By LISA HEFFERNAN
Brent Knopf of Portland trio Menomena named his first solo project Ramona Falls, after a hiking trail he used to follow on Oregon’s Mount Hood. While Knopf wrote and mixed Intuit, he also collaborated with 35 friends (including members of Loch Lomond, Talkdemonic, the Helio Sequence and Dat’r) recording songs on their turf, be it home, church or practice space. The music can be classified as experimental indie rock, but Ramona Falls sounds more like Spiritualized than the big-beat, jazz-rock side of Menomena.
Knopf has an apocalyptic response to love throughout, but more upbeat songs like “Clover” suggest the possibility of choosing “a different story.” And leadoff track “Melectric” has him ready to put the spark back into a relationship, heightened by the crescendo of his piano and thundering drums. On the stormy “I Say Fever,” the sinister electric guitar and loud-quiet-loud keys set the tone for heartbreak. And on wistful standout track, “Russia,” he brings in the strings, adding depth to this precisely paced electro-acoustic gem.
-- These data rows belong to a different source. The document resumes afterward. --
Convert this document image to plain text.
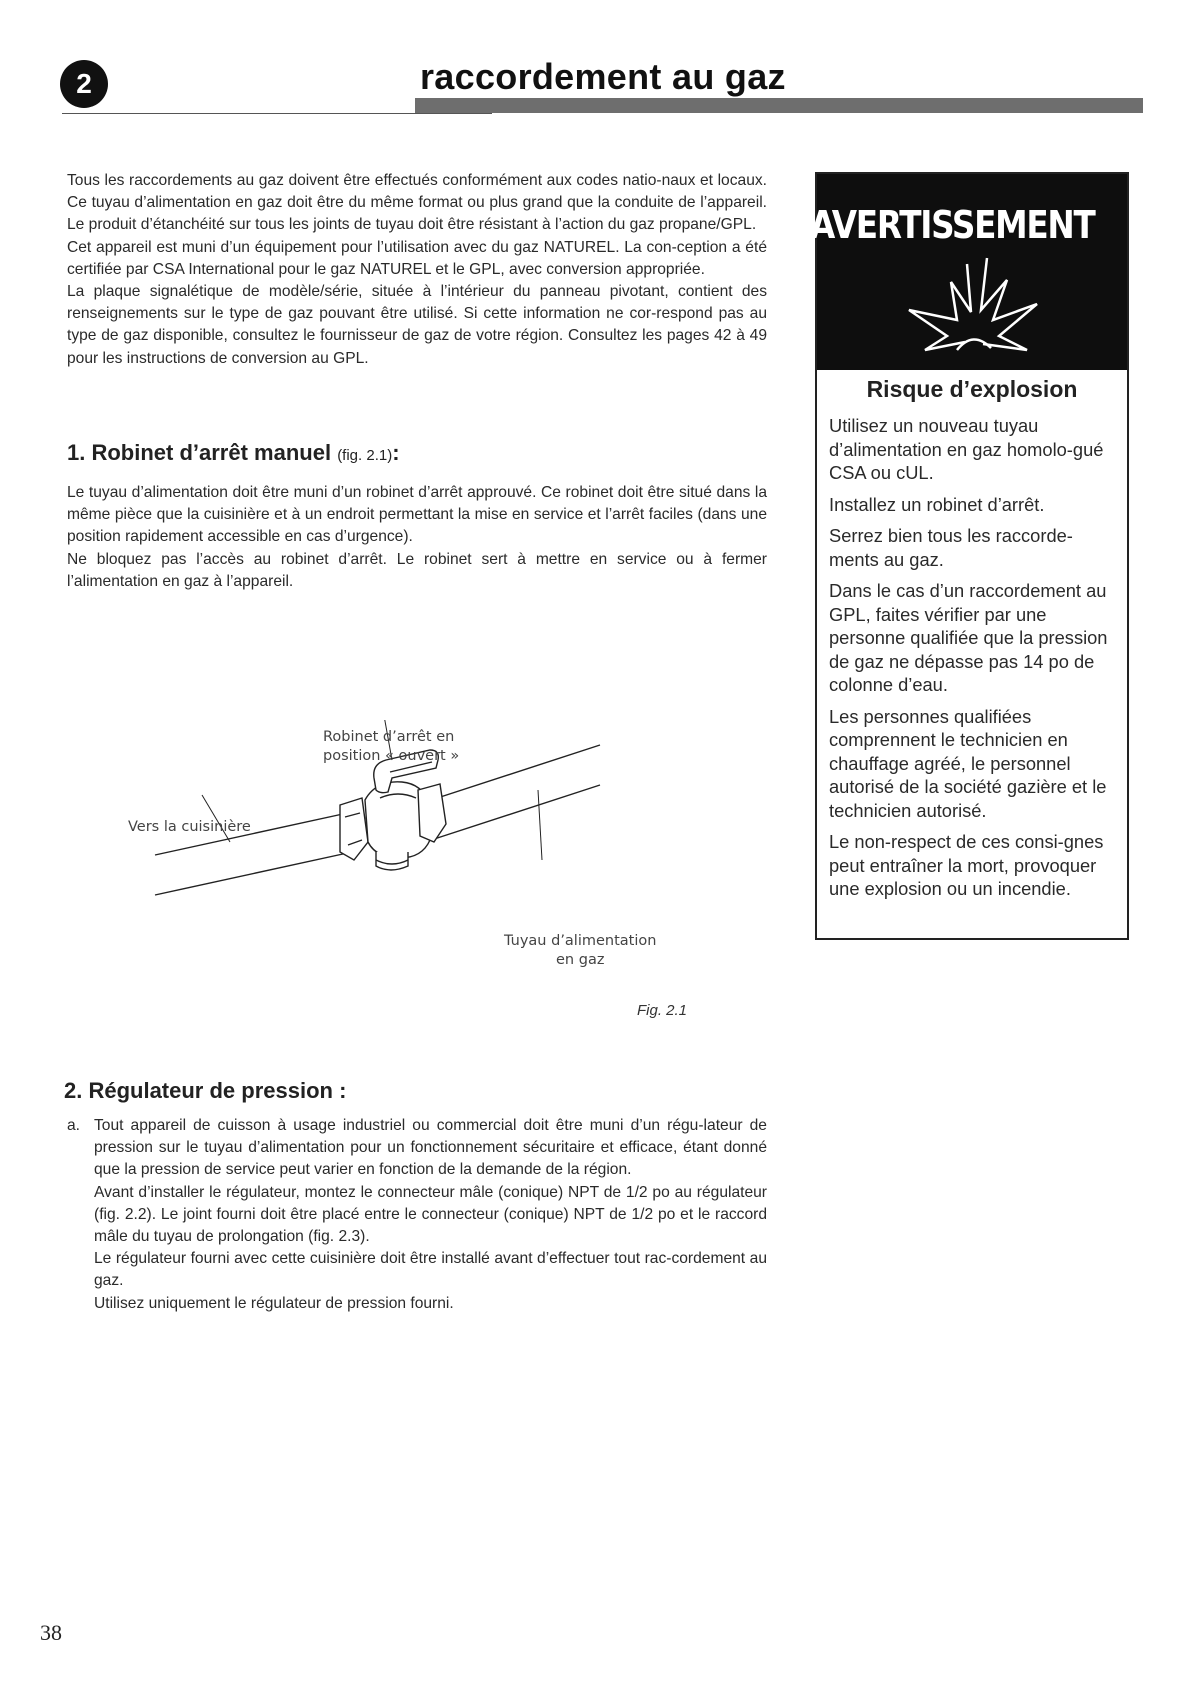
2	raccordement au gaz

Tous les raccordements au gaz doivent être effectués conformément aux codes natio-naux et locaux. Ce tuyau d’alimentation en gaz doit être du même format ou plus grand que la conduite de l’appareil. Le produit d’étanchéité sur tous les joints de tuyau doit être résistant à l’action du gaz propane/GPL.

Cet appareil est muni d’un équipement pour l’utilisation avec du gaz NATUREL. La con-ception a été certifiée par CSA International pour le gaz NATUREL et le GPL, avec conversion appropriée.

La plaque signalétique de modèle/série, située à l’intérieur du panneau pivotant, contient des renseignements sur le type de gaz pouvant être utilisé. Si cette information ne cor-respond pas au type de gaz disponible, consultez le fournisseur de gaz de votre région. Consultez les pages 42 à 49 pour les instructions de conversion au GPL.

1. Robinet d’arrêt manuel (fig. 2.1):

Le tuyau d’alimentation doit être muni d’un robinet d’arrêt approuvé. Ce robinet doit être situé dans la même pièce que la cuisinière et à un endroit permettant la mise en service et l’arrêt faciles (dans une position rapidement accessible en cas d’urgence).

Ne bloquez pas l’accès au robinet d’arrêt. Le robinet sert à mettre en service ou à fermer l’alimentation en gaz à l’appareil.

Robinet d’arrêt en
position « ouvert »
Vers la cuisinière
Tuyau d’alimentation
en gaz
Fig. 2.1
2. Régulateur de pression :
a. Tout appareil de cuisson à usage industriel ou commercial doit être muni d’un régu-lateur de pression sur le tuyau d’alimentation pour un fonctionnement sécuritaire et efficace, étant donné que la pression de service peut varier en fonction de la demande de la région.

Avant d’installer le régulateur, montez le connecteur mâle (conique) NPT de 1/2 po au régulateur (fig. 2.2). Le joint fourni doit être placé entre le connecteur (conique) NPT de 1/2 po et le raccord mâle du tuyau de prolongation (fig. 2.3).

Le régulateur fourni avec cette cuisinière doit être installé avant d’effectuer tout rac-cordement au gaz.

Utilisez uniquement le régulateur de pression fourni.

AVERTISSEMENT
Risque d’explosion

Utilisez un nouveau tuyau d’alimentation en gaz homolo-gué CSA ou cUL.

Installez un robinet d’arrêt.

Serrez bien tous les raccorde-ments au gaz.

Dans le cas d’un raccordement au GPL, faites vérifier par une personne qualifiée que la pression de gaz ne dépasse pas 14 po de colonne d’eau.

Les personnes qualifiées comprennent le technicien en chauffage agréé, le personnel autorisé de la société gazière et le technicien autorisé.

Le non-respect de ces consi-gnes peut entraîner la mort, provoquer une explosion ou un incendie.

38
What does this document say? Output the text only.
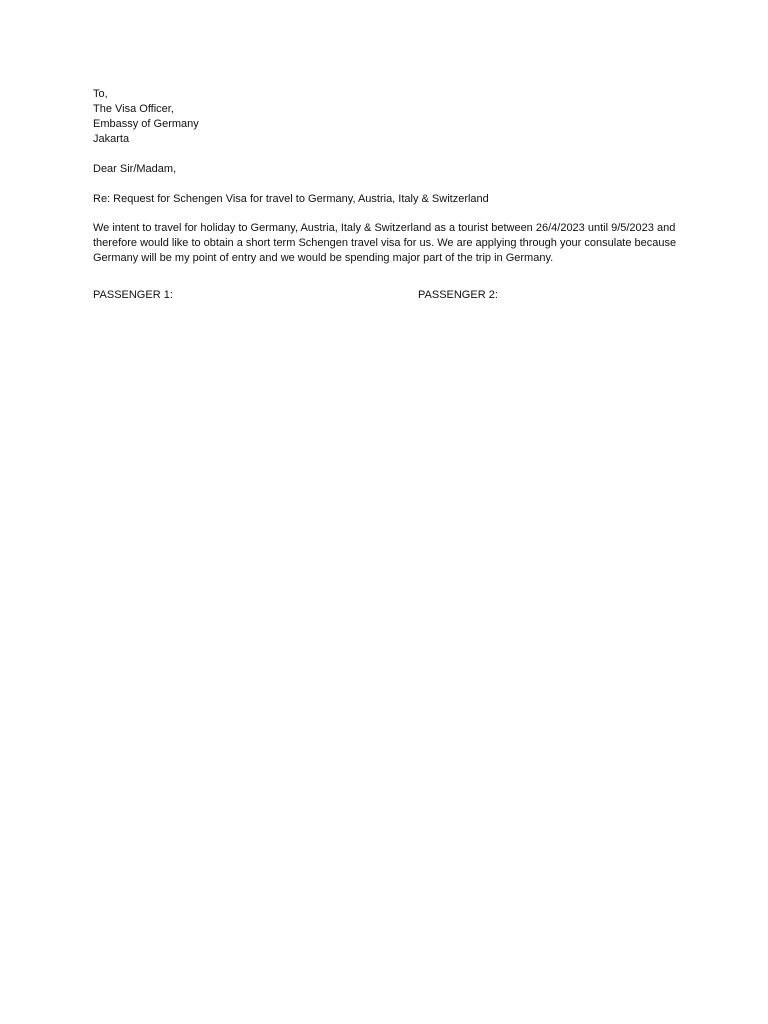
To,
The Visa Officer,
Embassy of Germany
Jakarta
Dear Sir/Madam,
Re: Request for Schengen Visa for travel to Germany, Austria, Italy & Switzerland
We intent to travel for holiday to Germany, Austria, Italy & Switzerland as a tourist between 26/4/2023 until 9/5/2023 and therefore would like to obtain a short term Schengen travel visa for us. We are applying through your consulate because Germany will be my point of entry and we would be spending major part of the trip in Germany.
PASSENGER 1:	PASSENGER 2:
Knopf may have been the one to develop the Deeler computer program for Menomena, but there is nothing robotic about Intuit. The emotion is palpable, whether the arrangements are dark, eerie or airy. Knopf sums up his philosophy on the last track: “Let’s not let up ’til we find the heart of hearts/We’ll know that we’re close when we feel weightlessness start.”